Who uses the word "impetus" in e-mails to people they haven't talked to in ten years?

I do.

Posted by Eric G. at 06:45 PM | Comments (0)
August 06, 2002
Kitchen Antics

I might just lose weight this month. Apparently when my wife isn't around, food takes a back seat. I've skipped lunch the last couple of days without her influence. She's like clockwork on meal times, since she gets headaches or cranky or [Dog help me] both when she misses a meal. Me, I eat when I'm hungry.

Sadly, when I get hungry after missing a meal, I get REAL hungry, so the positive effect of the missed meal goes, well, missing.

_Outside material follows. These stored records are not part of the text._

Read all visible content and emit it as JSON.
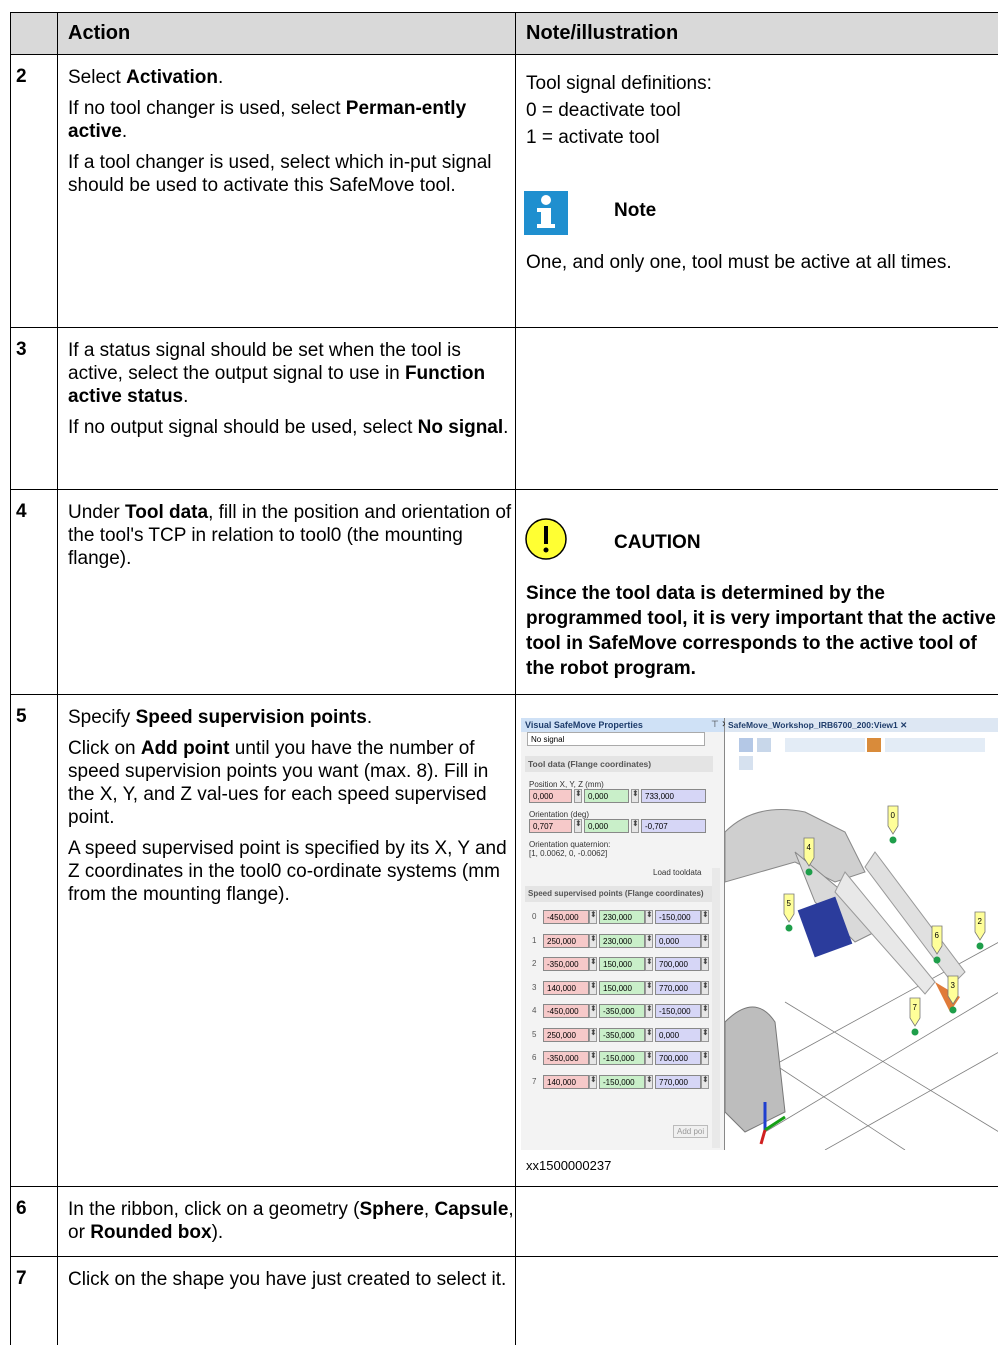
{
  "header": {
    "col_action": "Action",
    "col_note": "Note/illustration"
  },
  "rows": [
    {
      "step": "2",
      "action": [
        [
          "Select ",
          "Activation",
          "."
        ],
        [
          "If no tool changer is used, select ",
          "Perman-ently active",
          "."
        ],
        [
          "If a tool changer is used, select which in-put signal should be used to activate this SafeMove tool."
        ]
      ],
      "note_lines": [
        "Tool signal definitions:",
        "0 = deactivate tool",
        "1 = activate tool"
      ],
      "note_label": "Note",
      "note_text": "One, and only one, tool must be active at all times."
    },
    {
      "step": "3",
      "action": [
        [
          "If a status signal should be set when the tool is active, select the output signal to use in ",
          "Function active status",
          "."
        ],
        [
          "If no output signal should be used, select ",
          "No signal",
          "."
        ]
      ]
    },
    {
      "step": "4",
      "action": [
        [
          "Under ",
          "Tool data",
          ", fill in the position and orientation of the tool's TCP in relation to tool0 (the mounting flange)."
        ]
      ],
      "caution_label": "CAUTION",
      "caution_text": "Since the tool data is determined by the programmed tool, it is very important that the active tool in SafeMove corresponds to the active tool of the robot program."
    },
    {
      "step": "5",
      "action": [
        [
          "Specify ",
          "Speed supervision points",
          "."
        ],
        [
          "Click on ",
          "Add point",
          " until you have the number of speed supervision points you want (max. 8). Fill in the X, Y, and Z val-ues for each speed supervised point."
        ],
        [
          "A speed supervised point is specified by its X, Y and Z coordinates in the tool0 co-ordinate systems (mm from the mounting flange)."
        ]
      ],
      "caption": "xx1500000237"
    },
    {
      "step": "6",
      "action": [
        [
          "In the ribbon, click on a geometry (",
          "Sphere",
          ", ",
          "Capsule",
          ", or ",
          "Rounded box",
          ")."
        ]
      ]
    },
    {
      "step": "7",
      "action": [
        [
          "Click on the shape you have just created to select it."
        ]
      ]
    }
  ],
  "screenshot": {
    "panel_title": "Visual SafeMove Properties",
    "signal_value": "No signal",
    "tooldata_header": "Tool data (Flange coordinates)",
    "position_label": "Position X, Y, Z (mm)",
    "position": [
      "0,000",
      "0,000",
      "733,000"
    ],
    "orientation_label": "Orientation (deg)",
    "orientation": [
      "0,707",
      "0,000",
      "-0,707"
    ],
    "quaternion_label": "Orientation quaternion:",
    "quaternion_value": "[1, 0.0062, 0, -0.0062]",
    "load_button": "Load tooldata",
    "points_header": "Speed supervised points (Flange coordinates)",
    "points": [
      [
        "0",
        "-450,000",
        "230,000",
        "-150,000"
      ],
      [
        "1",
        "250,000",
        "230,000",
        "0,000"
      ],
      [
        "2",
        "-350,000",
        "150,000",
        "700,000"
      ],
      [
        "3",
        "140,000",
        "150,000",
        "770,000"
      ],
      [
        "4",
        "-450,000",
        "-350,000",
        "-150,000"
      ],
      [
        "5",
        "250,000",
        "-350,000",
        "0,000"
      ],
      [
        "6",
        "-350,000",
        "-150,000",
        "700,000"
      ],
      [
        "7",
        "140,000",
        "-150,000",
        "770,000"
      ]
    ],
    "add_button": "Add poi",
    "view_title": "SafeMove_Workshop_IRB6700_200:View1",
    "view_markers": [
      "0",
      "4",
      "5",
      "6",
      "2",
      "3",
      "7"
    ]
  },
  "colors": {
    "header_bg": "#d9d9d9",
    "note_icon": "#1f8fcf",
    "caution_icon": "#ffff33"
  }
}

Worse, though, I'm apparently a complete idiot in a kitchen by myself. Here's some fun things from meal preparation time in the last week:

1) I decided to have a couple sausages for dinner. I forgot to get them out of the freezer though, so I had to pry two links apart from the pack with a butter knife. As I'm taking the ice-covered spicy wieners to the grill, I realized I forgot something (tongs maybe... I forget), and spun around. The frozen sausages flew out of my fingers like wet soap in the shower, and landed directly in the dog's water dish. (Yes, I rinsed them off and ate them anyway... I let these dogs lick my face, what do I have to be afraid of?)

2) Tonight, making spaghetti and meatballs for one (and I made a freakin' vat of the stuff so I'll have plenty left over for a few days), I went into the cupboard to get the salt to put in the boiling water, and it slipped from my hand and hit the little jar of toothpicks. Small pieces of wood rained everywhere on the counter, but the majority landed in the full bowl of food I'd just prepared for Kylie. I then spent the next five minutes picking bicuspid-picking splinters, now soaked with meat juice, out of the bowl. If I missed any, they've probably perforated her bowel by now.

Here's hoping I make it the rest of the week without harming myself.

Posted by Eric G. at 10:35 PM | Comments (3)
August 05, 2002
This can not be good

I've been up since 4am.

I was high on caffeine for 5 hours (a glass of Pepsi at 4:15am with a NO-Doze). I didn't stop for 4.25 hours as I drove from my in-laws to my house in MA.

Now I'm crashing, crashing, crashing... and it's only 9:17am.